Comparisons of the mechanical properties of high molar mass PLLA (Mn = 129 000 g mol–1, Đ = 1.41, PURASORB PL24) with/without 2 wt % of additive: (a) elongation at break (%) and tensile strength (MPa) (blue squares) vs additive type and (b) tensile toughness (MJ m–3) vs additive type.

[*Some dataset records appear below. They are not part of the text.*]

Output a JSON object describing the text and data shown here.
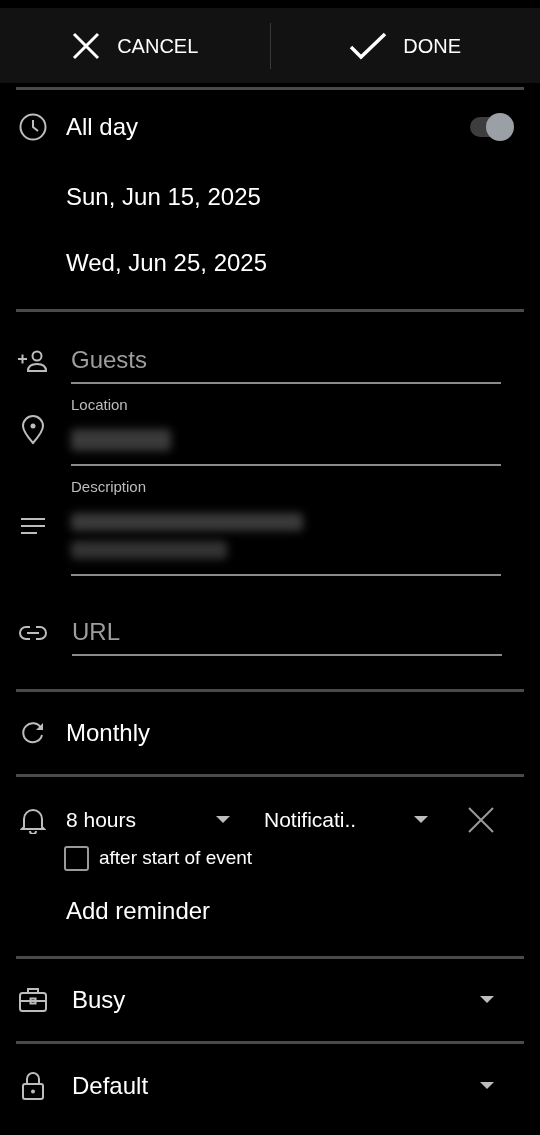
{
  "toolbar": {
    "cancel": "CANCEL",
    "done": "DONE"
  },
  "all_day": {
    "label": "All day",
    "on": true
  },
  "dates": [
    "Sun, Jun 15, 2025",
    "Wed, Jun 25, 2025"
  ],
  "guests": {
    "placeholder": "Guests"
  },
  "location": {
    "label": "Location"
  },
  "description": {
    "label": "Description"
  },
  "url": {
    "placeholder": "URL"
  },
  "repeat": "Monthly",
  "reminder": {
    "time": "8 hours",
    "method": "Notificati..",
    "after_start": {
      "label": "after start of event",
      "checked": false
    }
  },
  "add_reminder": "Add reminder",
  "availability": "Busy",
  "visibility": "Default"
}
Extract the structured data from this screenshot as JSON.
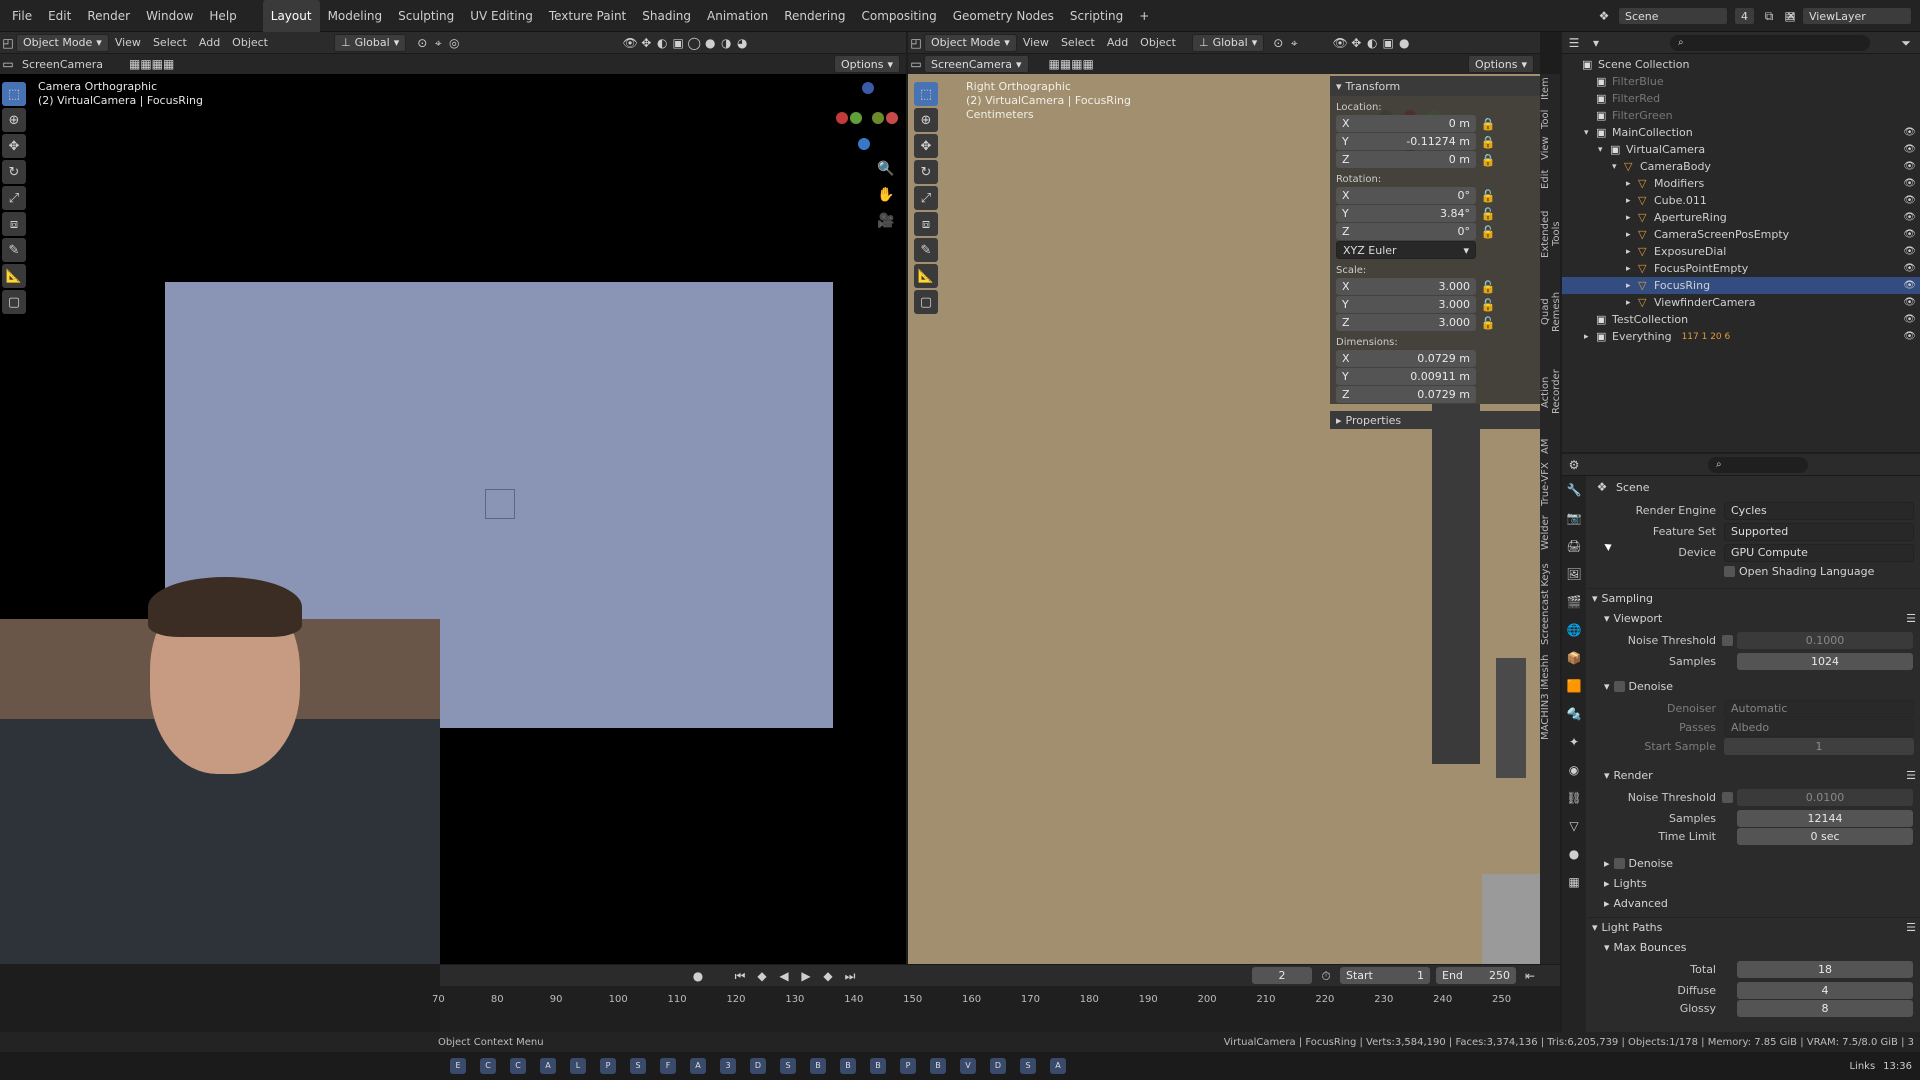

These preliminary mechanical results will require further optimization; nonethless, comparisons against other approaches to toughen or plasticize PLLA reveal their benefits.[53] For example, small-molecule plasticizers deliver good performances, and among these, tributyl citrate, blended at 10–20 wt %, increases elongation at break to several hundred percent but with the penalty of an 80–90% reduction in Young’s modulus and tensile strength (Table S6).[54−56] Unfortunately, such blends are also characterized by a reduced PLLA Tg which increases chain mobility, accelerates cold crystallization, and results in plasticizer exclusion with loss of properties.[55] An alternative strategy is to blend elastomeric polymers, e.g., PEG, PCL, LDPE, or ABN, with PLLA to produce PLLA matrices containing rubbery particle stress modulator sites.[53,57] The limitation is the need to tightly control the particle sizes; larger particles cavitate to produce failure sites, and smaller particles fail to improve properties. Additionally, few commercial elastomeric polymers are miscible with PLLA which necessitates adding compatibilizers, complicates formulation, and challenges long-term blend stability.[11] Recently, Bates and co-workers reported impressive performances using block polyethers, PEG-b-PBO, which when optimized at 2 wt % show 20 times greater toughening and 30 times higher elongation at break compared to neat PLLA.[53,57]

It is proposed that these new polyesters, prepared using switchable catalysis, provide rubber toughening since they feature low glass transition temperature PLLA miscible blocks. The polymers show promising performances and, in the future, can be easily modified to deliver further improvements. For example, both polymer structures and processing methods could be fine-tuned to capitalize on the attractive low loadings, delivering toughening.

In conclusion, the efficient route, using an industry relevant catalyst and commercially available monomers, delivers copolymers with tunable properties and excellent PLLA blend performances even at just 2 wt %. Future work will apply the switchable catalysis to other lactones, e.g., ε-caprolactone or β-butyrolactone; anhydrides, e.g., succinic or itaconic; and heterocumulenes, e.g., carbon dioxide, to toughen other commercial polyesters and carbonates. Explorations of ester hydrolyses and, in the future, detailed degradation studies may allow these materials to solve some existing environmental and end-life bioplastics challenges.